US questions Assange’s suicide risk to get his extradition

Before the British court examining its demand for the extradition of Julian Assange, the United States on Wednesday called into question the risk of suicide and gave guarantees about the treatment that the WikiLeaks founder will receive if he is handed over.

Claimed by a massive leak of classified documents, the 50-year-old Australian faces a 175-year prison sentence in the United States, in a case described as an attack on press freedom by his followers.

At this hearing, which is scheduled to last until Thursday, the United States hopes to convince the High Court of London to annul Judge Vanessa Baraitser’s January decision. The magistrate had rejected the extradition demand based on the risk that Assange would commit suicide if he was imprisoned in a US facility.

On Wednesday, the attorney representing the US government, James Lewis, said that Assange had “no history of serious and lasting mental illness” and said that even the experts in his defense found him only “moderately depressed.”

According to him, the WikiLeaks founder had “every reason to exaggerate his symptoms” and warned of a decision that would be based on predictions made in “a crystal ball” about his fate in case of extradition.

Lewis insisted that the US justice system will guarantee that Assange receives the necessary clinical and psychological care and that he can apply to serve his possible sentence in Australia, his country of origin.

And he also assured that he will not be subjected to special measures nor will he be detained in the dreaded ADX Florence very high security penitentiary in Colorado, known as “Alcatraz of the Rockies.”

Assange’s defense responded that these guarantees did not prevent him from being held in a similar facility and repeated that the United States has no “reliable basis” to appeal the refusal of extradition.

Held for two and a half years in the Belmarsh high security prison, east London, after a long confinement in the Ecuadorian embassy, ​​Assange participated in the hearing by videoconference.

This appeal to the High Court in London is one of Washington’s last recourse, which, if it fails, could only go to the British Supreme Court. In the event of victory, it will not be the end of the case, which will be forwarded to another court that must rule on the merits.

‘Very thin’

Before the start of the hearing, several dozen people gathered in front of the High Court in London to support Assange.

“He did nothing wrong from a legal, ethical or moral point of view,” Sadia Koknie, 40, who was present to support the Australian militant, told AFP.

“He was imprisoned in disgusting conditions (…).
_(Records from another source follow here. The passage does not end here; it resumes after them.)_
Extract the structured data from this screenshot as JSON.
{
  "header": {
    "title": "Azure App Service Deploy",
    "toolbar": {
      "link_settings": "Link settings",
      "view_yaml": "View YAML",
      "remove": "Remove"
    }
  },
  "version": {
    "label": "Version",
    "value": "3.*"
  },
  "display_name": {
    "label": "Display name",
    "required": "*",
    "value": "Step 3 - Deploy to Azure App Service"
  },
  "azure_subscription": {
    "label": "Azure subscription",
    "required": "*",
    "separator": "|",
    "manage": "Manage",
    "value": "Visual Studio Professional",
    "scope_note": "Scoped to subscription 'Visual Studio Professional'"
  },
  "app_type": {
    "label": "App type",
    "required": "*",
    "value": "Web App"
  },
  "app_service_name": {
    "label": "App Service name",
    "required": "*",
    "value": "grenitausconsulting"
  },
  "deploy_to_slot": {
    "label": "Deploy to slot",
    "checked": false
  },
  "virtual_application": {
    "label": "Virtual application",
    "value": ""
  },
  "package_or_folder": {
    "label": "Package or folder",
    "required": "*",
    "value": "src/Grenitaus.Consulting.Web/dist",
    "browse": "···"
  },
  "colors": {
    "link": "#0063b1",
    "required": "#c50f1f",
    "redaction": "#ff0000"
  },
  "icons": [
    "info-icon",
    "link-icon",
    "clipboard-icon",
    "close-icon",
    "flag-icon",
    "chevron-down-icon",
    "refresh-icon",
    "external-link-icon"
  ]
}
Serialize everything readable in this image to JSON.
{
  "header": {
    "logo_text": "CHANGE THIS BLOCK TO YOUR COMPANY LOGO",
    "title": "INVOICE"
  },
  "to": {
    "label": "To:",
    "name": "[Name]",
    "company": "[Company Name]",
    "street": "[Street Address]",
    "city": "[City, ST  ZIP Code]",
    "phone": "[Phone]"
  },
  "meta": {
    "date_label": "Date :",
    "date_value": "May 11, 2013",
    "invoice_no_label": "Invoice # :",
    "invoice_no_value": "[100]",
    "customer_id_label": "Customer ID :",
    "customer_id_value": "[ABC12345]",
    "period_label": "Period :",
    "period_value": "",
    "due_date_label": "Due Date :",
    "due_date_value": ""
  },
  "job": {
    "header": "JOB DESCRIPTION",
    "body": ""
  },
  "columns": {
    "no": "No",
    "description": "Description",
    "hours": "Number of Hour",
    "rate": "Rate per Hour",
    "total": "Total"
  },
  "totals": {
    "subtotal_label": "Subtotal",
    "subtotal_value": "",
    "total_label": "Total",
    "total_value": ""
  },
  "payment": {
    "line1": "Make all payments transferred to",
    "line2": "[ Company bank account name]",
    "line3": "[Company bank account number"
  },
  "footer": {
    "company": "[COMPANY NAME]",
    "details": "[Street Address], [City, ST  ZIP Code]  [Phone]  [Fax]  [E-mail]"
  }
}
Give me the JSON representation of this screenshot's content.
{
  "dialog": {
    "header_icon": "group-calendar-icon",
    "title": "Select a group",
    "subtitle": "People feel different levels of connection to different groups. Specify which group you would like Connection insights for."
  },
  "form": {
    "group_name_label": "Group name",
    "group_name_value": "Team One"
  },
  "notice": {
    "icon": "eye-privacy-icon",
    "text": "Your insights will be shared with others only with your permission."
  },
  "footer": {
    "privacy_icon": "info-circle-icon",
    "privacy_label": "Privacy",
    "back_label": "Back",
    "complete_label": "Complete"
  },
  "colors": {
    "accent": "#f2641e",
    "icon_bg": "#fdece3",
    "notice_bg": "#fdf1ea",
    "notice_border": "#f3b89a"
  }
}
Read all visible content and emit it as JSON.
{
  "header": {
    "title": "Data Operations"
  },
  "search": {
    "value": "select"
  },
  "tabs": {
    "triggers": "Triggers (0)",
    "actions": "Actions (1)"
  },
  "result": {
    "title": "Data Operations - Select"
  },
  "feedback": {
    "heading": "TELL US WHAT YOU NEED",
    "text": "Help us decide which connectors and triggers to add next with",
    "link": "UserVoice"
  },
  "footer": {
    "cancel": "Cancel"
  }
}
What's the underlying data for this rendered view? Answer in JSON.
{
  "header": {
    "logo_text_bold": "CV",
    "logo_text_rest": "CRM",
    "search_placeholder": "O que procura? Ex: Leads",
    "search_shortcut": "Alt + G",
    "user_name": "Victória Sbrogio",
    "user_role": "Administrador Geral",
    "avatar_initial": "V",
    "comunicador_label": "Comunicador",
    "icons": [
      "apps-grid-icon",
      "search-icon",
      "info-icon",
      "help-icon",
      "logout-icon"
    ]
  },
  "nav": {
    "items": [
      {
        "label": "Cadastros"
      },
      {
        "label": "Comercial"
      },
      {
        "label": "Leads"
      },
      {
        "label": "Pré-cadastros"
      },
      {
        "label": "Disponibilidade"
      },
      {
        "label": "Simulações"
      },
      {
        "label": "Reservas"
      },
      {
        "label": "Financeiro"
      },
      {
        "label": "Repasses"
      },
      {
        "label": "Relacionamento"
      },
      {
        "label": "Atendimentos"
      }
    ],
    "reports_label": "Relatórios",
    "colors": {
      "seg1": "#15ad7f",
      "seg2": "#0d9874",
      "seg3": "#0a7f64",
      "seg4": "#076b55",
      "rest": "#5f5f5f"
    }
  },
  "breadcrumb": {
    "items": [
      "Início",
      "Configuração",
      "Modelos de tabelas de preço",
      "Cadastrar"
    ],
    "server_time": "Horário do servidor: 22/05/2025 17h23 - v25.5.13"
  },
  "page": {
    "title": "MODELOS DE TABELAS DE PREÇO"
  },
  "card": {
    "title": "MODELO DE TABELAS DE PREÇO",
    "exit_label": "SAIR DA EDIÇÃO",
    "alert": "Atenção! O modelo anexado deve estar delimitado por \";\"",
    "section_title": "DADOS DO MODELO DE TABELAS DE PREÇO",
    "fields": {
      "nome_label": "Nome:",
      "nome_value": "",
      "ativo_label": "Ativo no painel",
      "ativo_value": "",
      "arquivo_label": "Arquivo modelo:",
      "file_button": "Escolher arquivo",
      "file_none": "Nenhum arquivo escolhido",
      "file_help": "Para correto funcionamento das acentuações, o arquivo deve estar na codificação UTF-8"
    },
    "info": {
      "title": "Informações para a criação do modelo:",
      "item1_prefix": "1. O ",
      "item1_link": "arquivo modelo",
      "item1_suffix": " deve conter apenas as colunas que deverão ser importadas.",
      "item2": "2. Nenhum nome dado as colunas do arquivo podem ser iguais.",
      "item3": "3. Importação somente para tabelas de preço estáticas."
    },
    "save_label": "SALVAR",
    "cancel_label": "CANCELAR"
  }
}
He should not be here and what he experienced is totally ridiculous,” he added.

Assange, who has the support of numerous press freedom defense organizations, is wanted by the United States for espionage following the publication of some 700,000 secret military and diplomatic documents.

He was arrested by British police in April 2019, after spending seven years in the Ecuadorian embassy in London, where he took refuge when he was free on bail. He feared extradition to the United States or Sweden, who claimed him for rape, charges that have since been dropped.

It all depends on whether the British justice “will extradite a journalist to a country that made a plot to assassinate him,” Stella Moris, Assange’s partner, estimated before the hearing, “very concerned” after seeing him “very thin” in prison on Saturday.

“I hope the court will put an end to this nightmare,” he said.

Assange is the subject of a process launched during the presidency of Donald Trump. Under the presidency of Barack Obama, who had Joe Biden as vice president, the American justice had resigned to act against the founder of WikiLeaks.

But Biden’s election to the White House does not appear to entail the turnaround in the case that Assange supporters had hoped for.

Several organizations for the defense of human rights and freedom of the press, such as Amnesty International, Human Rights Watch and Reporters Without Borders, in mid-October urged the US attorney general to abandon the measures.